REVIEWS:  metier msv 92076  music by John Casken

 

 

THE SUNDAY TIMES:
Eight works by a composer whose craftsmanship is as fastidious as his imagination is spirited. Strictly speaking, seven: for Après un silence, whose title alludes to Fauré, but indicates the breaking of a year-long creative silence, is heard as a piece for violin (Lesley Hatfield) and piano, and in Casken’s large-ensemble version. The soloist in the latter is Kyra Humphreys, and Clark Rundell conducts the RNCM Ensemble. Frenchness of idiom pervades the eloquent cor anglais concertino Infanta Marina, written for the Nash Ensemble and here performed by Ensemble 10/10 under Rundell, with the soloist Rachael Pankhurst. Firewhirl, for soprano (Patricia Rozario) and ensemble, is a folk-inflected depiction of Finnish midsummer revels.
Paul Driver

THE GUARDIAN:
This useful survey of pieces by John Casken, all but one of them appearing on disc for the first time, covers more than 20 years of his development as a composer. The earliest scores - the 1978 ensemble piece Amarantos, the highly charged Firewhirl, a 1980 setting of a George Macbeth poem, and the busy two-piano Salamandra from 1986 - show Casken still sorting his influences. The later music - Infanta Marina from 1994, Distant Variations for saxophone quartet and wind band (1996), and the two versions (for solo violin with piano and ensemble accompaniments) of Après un Silence (1998), show more cool craftsmanship and less vivid invention though, as these performances show, the understanding of instrumental capabilities is totally assured.
Andrew Clements

MUSICAL POINTERS:
Here is another useful compendium of music by Manchester based composer and teacher John Casken (b.1949), covering some 20 years of his compositional life. He is an adaptable composer, well represented on CD, whose idiom is accessible-modernist. Each of these eight works is c. a quarter of an hour in duration. Most of the music has literary or dramatic triggers, more relevant perhaps to the composer himself than always to listeners?

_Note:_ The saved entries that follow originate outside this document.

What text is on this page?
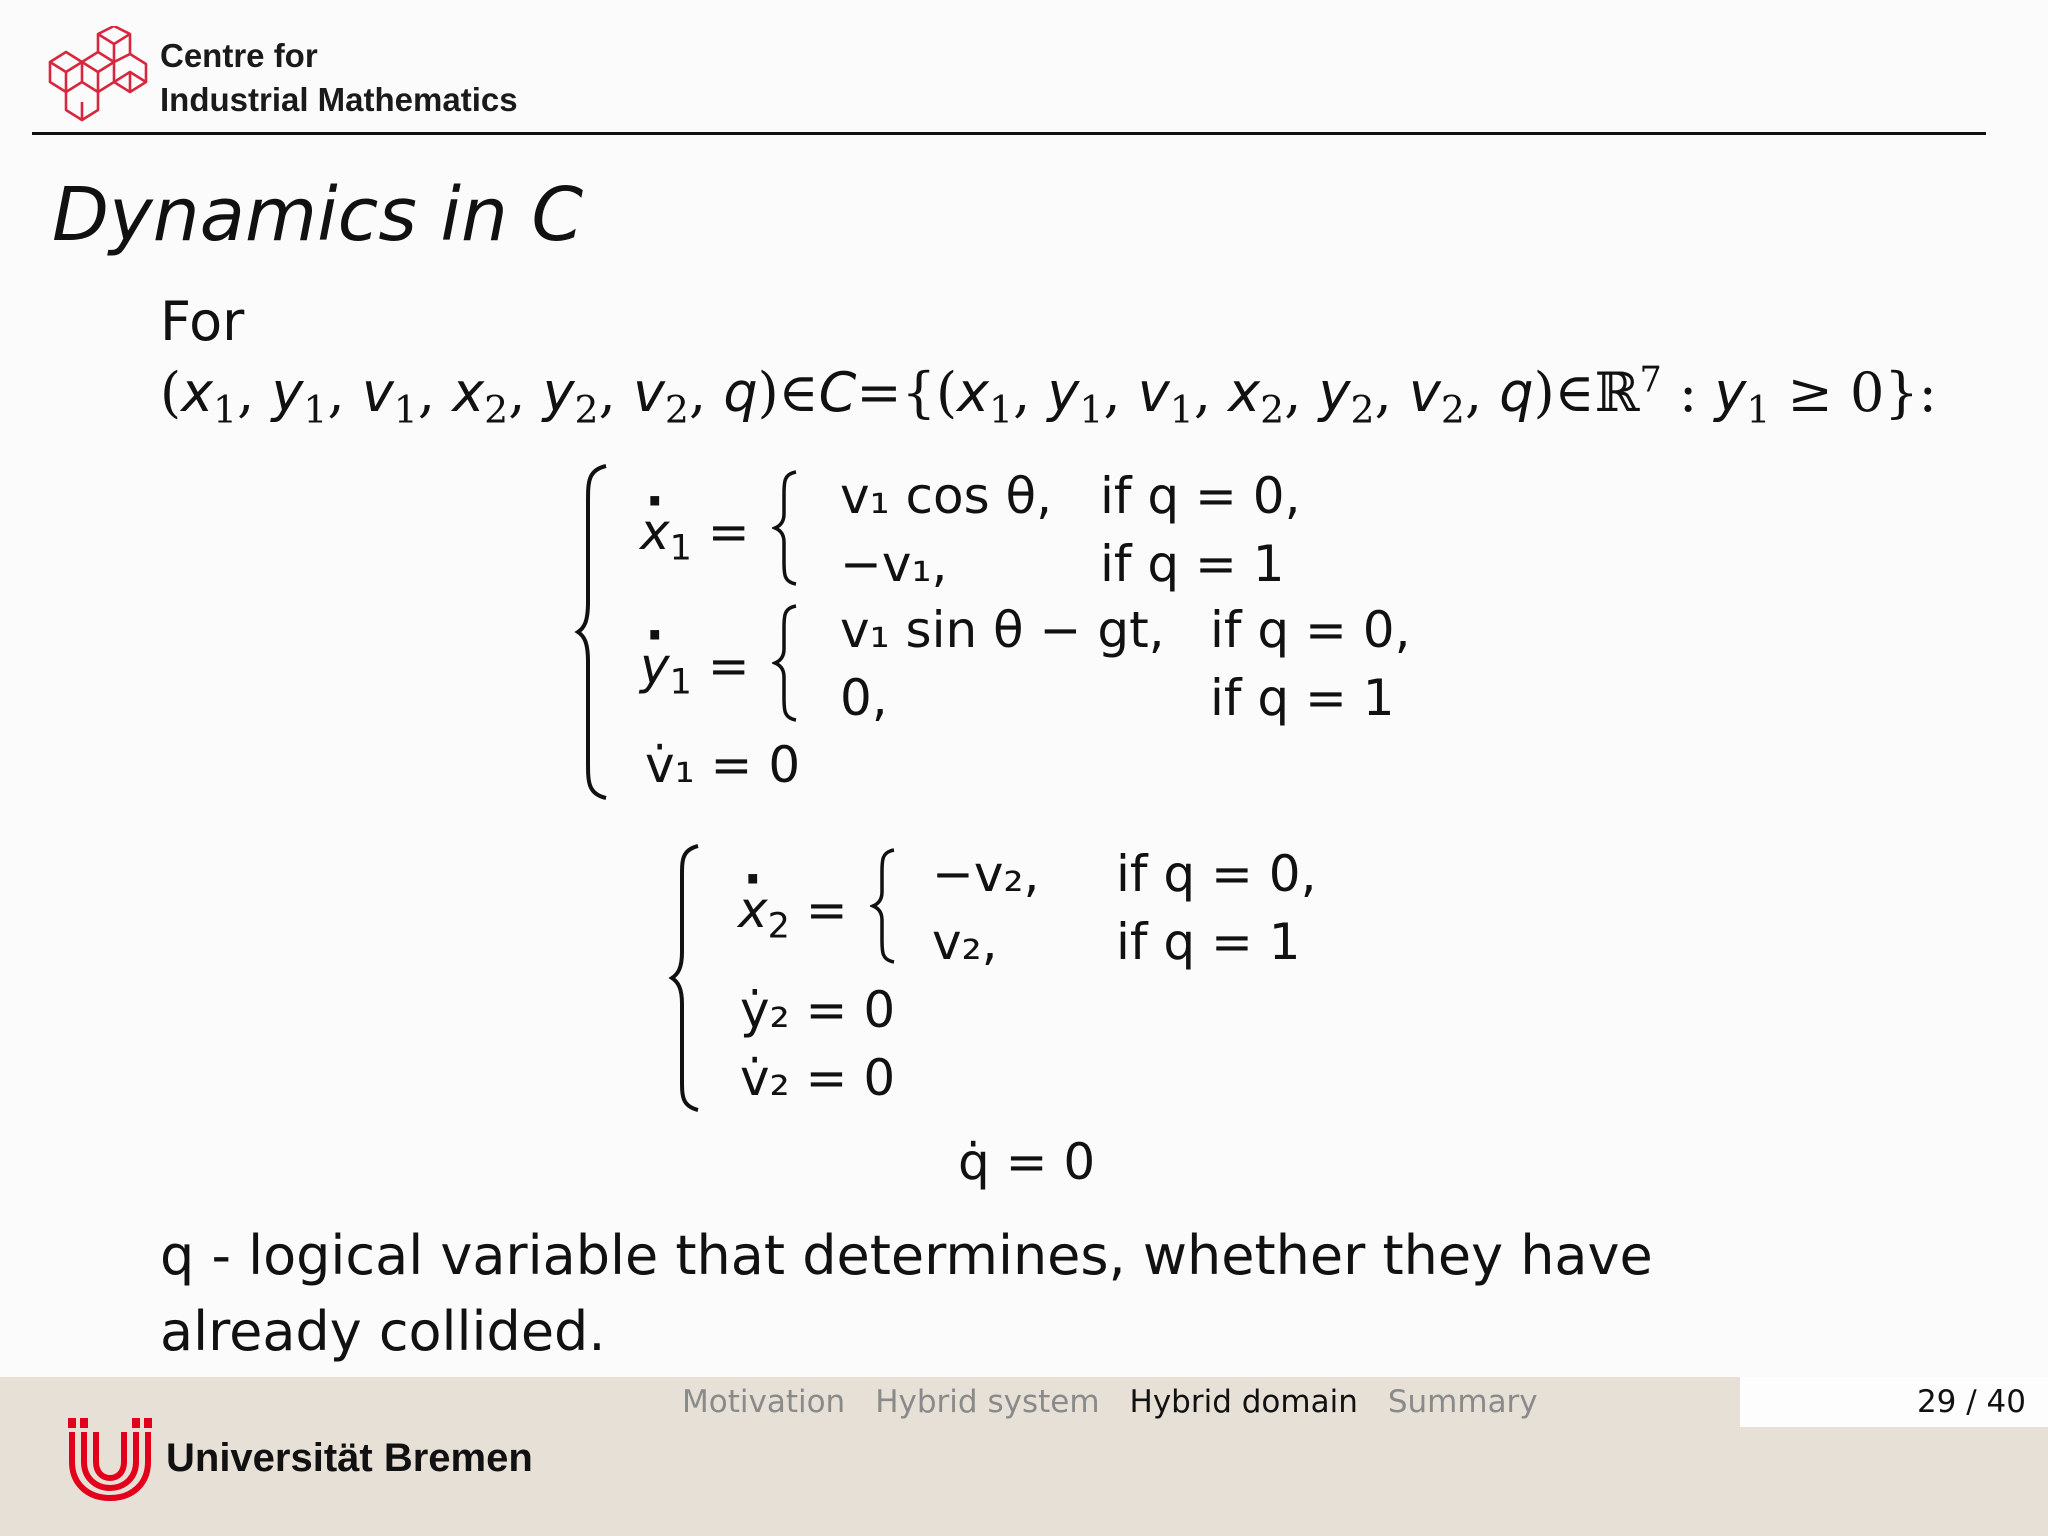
Centre for
Industrial Mathematics
Dynamics in C
For
($x_1$, $y_1$, $v_1$, $x_2$, $y_2$, $v_2$, $q)\in C=\{(x_1$, $y_1$, $v_1$, $x_2$, $y_2$, $v_2$, q)∈ℝ$^7$ : $y_1 \ge 0$}:
· $x_1$ =
v₁ cos θ, if q = 0,
−v₁,	if q = 1
· $y_1$ =
v₁ sin θ − gt, if q = 0,
0,	if q = 1
v̇₁ = 0
· $x_2$ =
−v₂, if q = 0,
v₂, if q = 1
ẏ₂ = 0
v̇₂ = 0
q̇ = 0
q - logical variable that determines, whether they have already collided.
Motivation Hybrid system Hybrid domain Summary	29 / 40
Universität Bremen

Of interest also, is that Casken is a painter and provides his own cover illustration. It is good to have the two versions of Après un silence, to give insight into how he works. I was especially glad to hear again the two-piano Salamandra, which I remember vividly from an early performance in 1986 by the same artists who have joined forces again to record it. The Piano Quartet was a Domus commission, an opportunity to remind readers about my best musical read last year, Beyond the Notes by Susan Tomes. Firewhirl sets a George Macbeth poem about revels in Finland; the words are impossible to follow (always difficult with high-lying soprano lines) and the text is not supplied; the six pages of biography could have been shortened to make room for the poem? The recordings (1992 & 1993 in Manchester) are good and the production is of Metier's usual high standard. We thought the cover picture was shown upside-down, but the composer/painter disagrees!
Peter Grahame Woolf

LIVERPOOL DAILY POST:
I mentioned recently a CD of music by Gary Carpenter, played by Ensemble 10/10. They also play music by Manchester University-based John Casken, ona disc from Metier, on which Clark Rundell conducts. Infanta Maria has Rachel Pankhurst, the cor anglais soloist. Soprano Patricia Rozaric is soprano in Firewhirl and there’s Amarantos for small ensemble. Psappha plays the Piano Quartet. There is Balamandra, a Fire Haunt for two pianos played by Andrew Ball and Julian Jacobson, and RNCM groups play Distant Variations for saxophone quartet and ensemble, and Apres un Silence is heard in violin and piano and ensemble versions. This approachable music is well played on this 2CD set.